A third type of label bias can arise from the peak end effect. This is a type of memory-related cognitive bias in which people judge an experience based largely on how they felt at its peak (i.e., its most intense point) and at its end, rather than based on the total sum or average of every moment of the experience.15 For example, some annotators may give more importance to the last part of a conversation (rather than the entire conversation) in assigning a label.
3.2.2.4 Confounding Bias
Bias can arise in the modelling technique used learns the wrong relations by not taking into account all the information in the data or if it misses the relevant relations between features and target outputs. Confounding bias originates from common causes that affect both inputs and outputs. For example, admissions to a graduate school are based on the person’s previous grade point average. There might be other factors, however, such as ability to get coaching, which in turn may be dependent on sensitive attributes such as race; and these factors may determine the grade point average and admission rates. As a result, spurious relations between inputs and outputs are introduced and thus can lead to bias.
A special type of confounding bias is the omitted variable, which occurs when some relevant features are not included in the analysis. This is also related to the problem of model underfitting.

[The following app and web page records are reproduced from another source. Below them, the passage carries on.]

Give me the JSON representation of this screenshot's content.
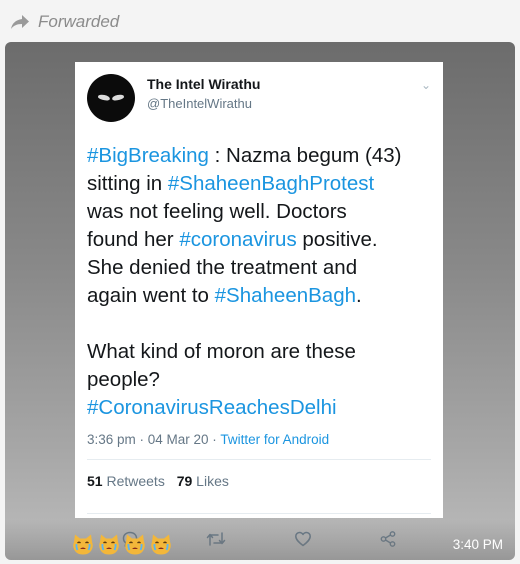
{
  "forwarded": {
    "label": "Forwarded",
    "icon": "forward-arrow-icon"
  },
  "tweet": {
    "display_name": "The Intel Wirathu",
    "handle": "@TheIntelWirathu",
    "text": {
      "l1_tag": "#BigBreaking",
      "l1_rest": " : Nazma begum (43)",
      "l2_pre": "sitting in ",
      "l2_tag": "#ShaheenBaghProtest",
      "l3": "was not feeling well. Doctors",
      "l4_pre": "found her ",
      "l4_tag": "#coronavirus",
      "l4_post": " positive.",
      "l5": "She denied the treatment and",
      "l6_pre": "again went to ",
      "l6_tag": "#ShaheenBagh",
      "l6_post": ".",
      "l7": "What kind of moron are these",
      "l8": "people?",
      "l9_tag": "#CoronavirusReachesDelhi"
    },
    "meta": {
      "time_date": "3:36 pm · 04 Mar 20 · ",
      "client": "Twitter for Android"
    },
    "stats": {
      "retweets_count": "51",
      "retweets_label": " Retweets",
      "likes_count": "79",
      "likes_label": " Likes"
    },
    "actions": [
      "reply-icon",
      "retweet-icon",
      "like-icon",
      "share-icon"
    ]
  },
  "message": {
    "time": "3:40 PM",
    "emoji_count": 4,
    "emoji_icon": "crying-cat-face-icon"
  },
  "colors": {
    "hashtag": "#1b95e0",
    "muted": "#657786",
    "forward_label": "#8b8b8b"
  }
}
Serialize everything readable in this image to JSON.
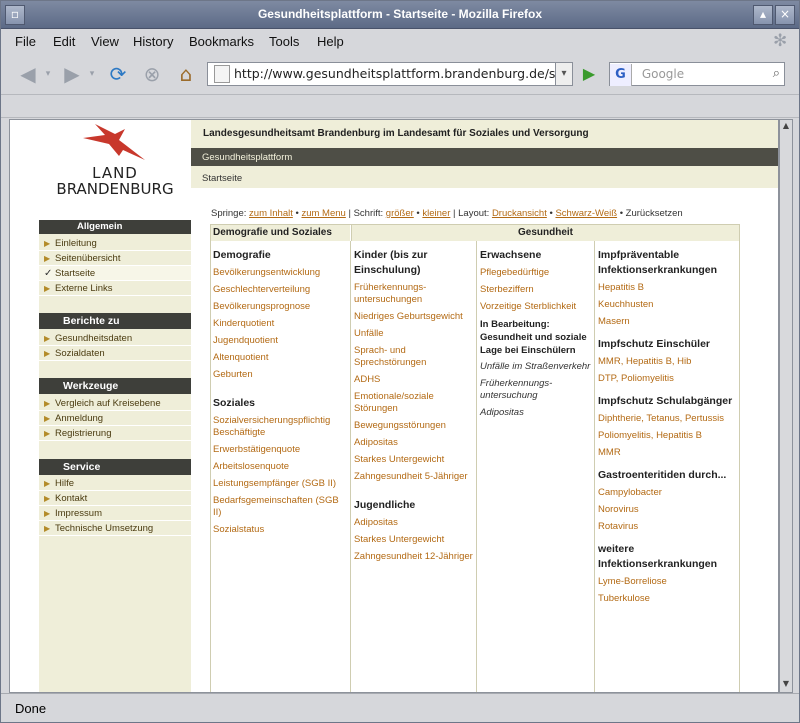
{
  "window": {
    "title": "Gesundheitsplattform - Startseite - Mozilla Firefox"
  },
  "menu": [
    "File",
    "Edit",
    "View",
    "History",
    "Bookmarks",
    "Tools",
    "Help"
  ],
  "nav": {
    "url": "http://www.gesundheitsplattform.brandenburg.de/sixcms",
    "search_placeholder": "Google"
  },
  "status": {
    "text": "Done"
  },
  "page": {
    "logo": {
      "line1": "LAND",
      "line2": "BRANDENBURG"
    },
    "header": {
      "agency": "Landesgesundheitsamt Brandenburg im Landesamt für Soziales und Versorgung",
      "platform": "Gesundheitsplattform",
      "crumb": "Startseite"
    },
    "springe": {
      "label": "Springe:",
      "zum_inhalt": "zum Inhalt",
      "zum_menu": "zum Menu",
      "schrift": "| Schrift:",
      "groesser": "größer",
      "kleiner": "kleiner",
      "layout": "| Layout:",
      "druck": "Druckansicht",
      "sw": "Schwarz-Weiß",
      "zurueck": "Zurücksetzen"
    },
    "sidebar": {
      "allgemein": {
        "title": "Allgemein",
        "items": [
          "Einleitung",
          "Seitenübersicht",
          "Startseite",
          "Externe Links"
        ]
      },
      "berichte": {
        "title": "Berichte zu",
        "items": [
          "Gesundheitsdaten",
          "Sozialdaten"
        ]
      },
      "werkzeuge": {
        "title": "Werkzeuge",
        "items": [
          "Vergleich auf Kreisebene",
          "Anmeldung",
          "Registrierung"
        ]
      },
      "service": {
        "title": "Service",
        "items": [
          "Hilfe",
          "Kontakt",
          "Impressum",
          "Technische Umsetzung"
        ]
      }
    },
    "table": {
      "h1": "Demografie und Soziales",
      "h2": "Gesundheit",
      "c1": {
        "demografie": "Demografie",
        "demo_items": [
          "Bevölkerungsentwicklung",
          "Geschlechterverteilung",
          "Bevölkerungsprognose",
          "Kinderquotient",
          "Jugendquotient",
          "Altenquotient",
          "Geburten"
        ],
        "soziales": "Soziales",
        "soz_items": [
          "Sozialversicherungspflichtig Beschäftigte",
          "Erwerbstätigenquote",
          "Arbeitslosenquote",
          "Leistungsempfänger (SGB II)",
          "Bedarfsgemeinschaften (SGB II)",
          "Sozialstatus"
        ]
      },
      "c2": {
        "kinder": "Kinder (bis zur Einschulung)",
        "kinder_items": [
          "Früherkennungs-untersuchungen",
          "Niedriges Geburtsgewicht",
          "Unfälle",
          "Sprach- und Sprechstörungen",
          "ADHS",
          "Emotionale/soziale Störungen",
          "Bewegungsstörungen",
          "Adipositas",
          "Starkes Untergewicht",
          "Zahngesundheit 5-Jähriger"
        ],
        "jugend": "Jugendliche",
        "jugend_items": [
          "Adipositas",
          "Starkes Untergewicht",
          "Zahngesundheit 12-Jähriger"
        ]
      },
      "c3": {
        "erw": "Erwachsene",
        "erw_items": [
          "Pflegebedürftige",
          "Sterbeziffern",
          "Vorzeitige Sterblichkeit"
        ],
        "inb": "In Bearbeitung: Gesundheit und soziale Lage bei Einschülern",
        "inb_items": [
          "Unfälle im Straßenverkehr",
          "Früherkennungs-untersuchung",
          "Adipositas"
        ]
      },
      "c4": {
        "impfprae": "Impfpräventable Infektionserkrankungen",
        "impfprae_items": [
          "Hepatitis B",
          "Keuchhusten",
          "Masern"
        ],
        "schueler": "Impfschutz Einschüler",
        "schueler_items": [
          "MMR, Hepatitis B, Hib",
          "DTP, Poliomyelitis"
        ],
        "abg": "Impfschutz Schulabgänger",
        "abg_items": [
          "Diphtherie, Tetanus, Pertussis",
          "Poliomyelitis, Hepatitis B",
          "MMR"
        ],
        "gastro": "Gastroenteritiden durch...",
        "gastro_items": [
          "Campylobacter",
          "Norovirus",
          "Rotavirus"
        ],
        "weitere": "weitere Infektionserkrankungen",
        "weitere_items": [
          "Lyme-Borreliose",
          "Tuberkulose"
        ]
      }
    }
  }
}
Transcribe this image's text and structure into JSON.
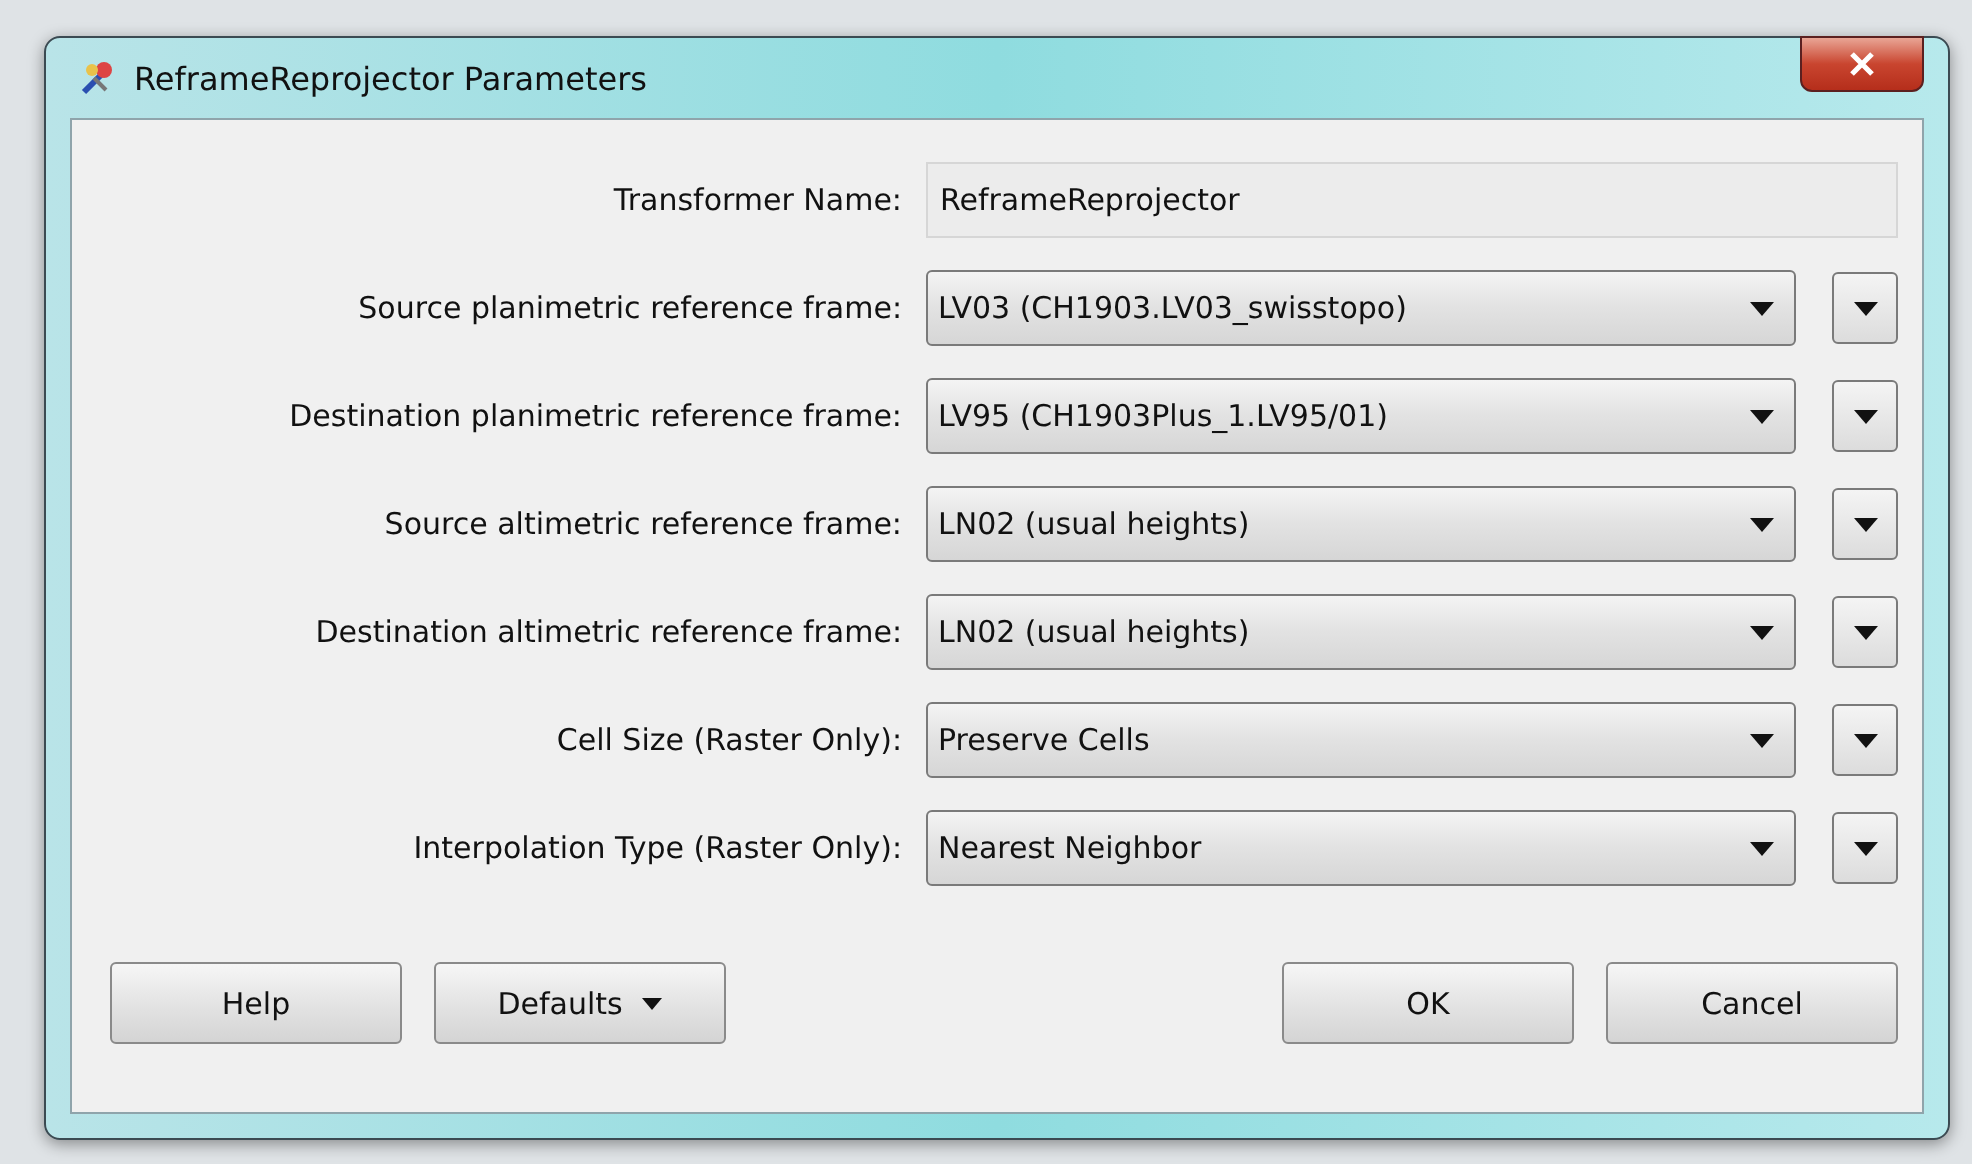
{
  "window": {
    "title": "ReframeReprojector Parameters"
  },
  "transformer_name": {
    "label": "Transformer Name:",
    "value": "ReframeReprojector"
  },
  "parameters": [
    {
      "label": "Source planimetric reference frame:",
      "value": "LV03 (CH1903.LV03_swisstopo)"
    },
    {
      "label": "Destination planimetric reference frame:",
      "value": "LV95 (CH1903Plus_1.LV95/01)"
    },
    {
      "label": "Source altimetric reference frame:",
      "value": "LN02 (usual heights)"
    },
    {
      "label": "Destination altimetric reference frame:",
      "value": "LN02 (usual heights)"
    },
    {
      "label": "Cell Size (Raster Only):",
      "value": "Preserve Cells"
    },
    {
      "label": "Interpolation Type (Raster Only):",
      "value": "Nearest Neighbor"
    }
  ],
  "buttons_left": [
    {
      "label": "Help",
      "kind": "plain"
    },
    {
      "label": "Defaults",
      "kind": "menu"
    }
  ],
  "buttons_right": [
    {
      "label": "OK",
      "kind": "plain"
    },
    {
      "label": "Cancel",
      "kind": "plain"
    }
  ]
}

Another type of confounding bias is the use of proxy variables (as mentioned above regarding the various ways to measure technology use). Even if sensitive variables such as race, gender, etc. are not considered for decision making, certain other variables used in the analysis might serve as “proxies” for those sensitive variables. For example, zip code might be indicative of race, as people of a certain race might predominantly live in a certain neighborhood. This type of bias is also commonly referred to as indirect bias or indirect discrimination.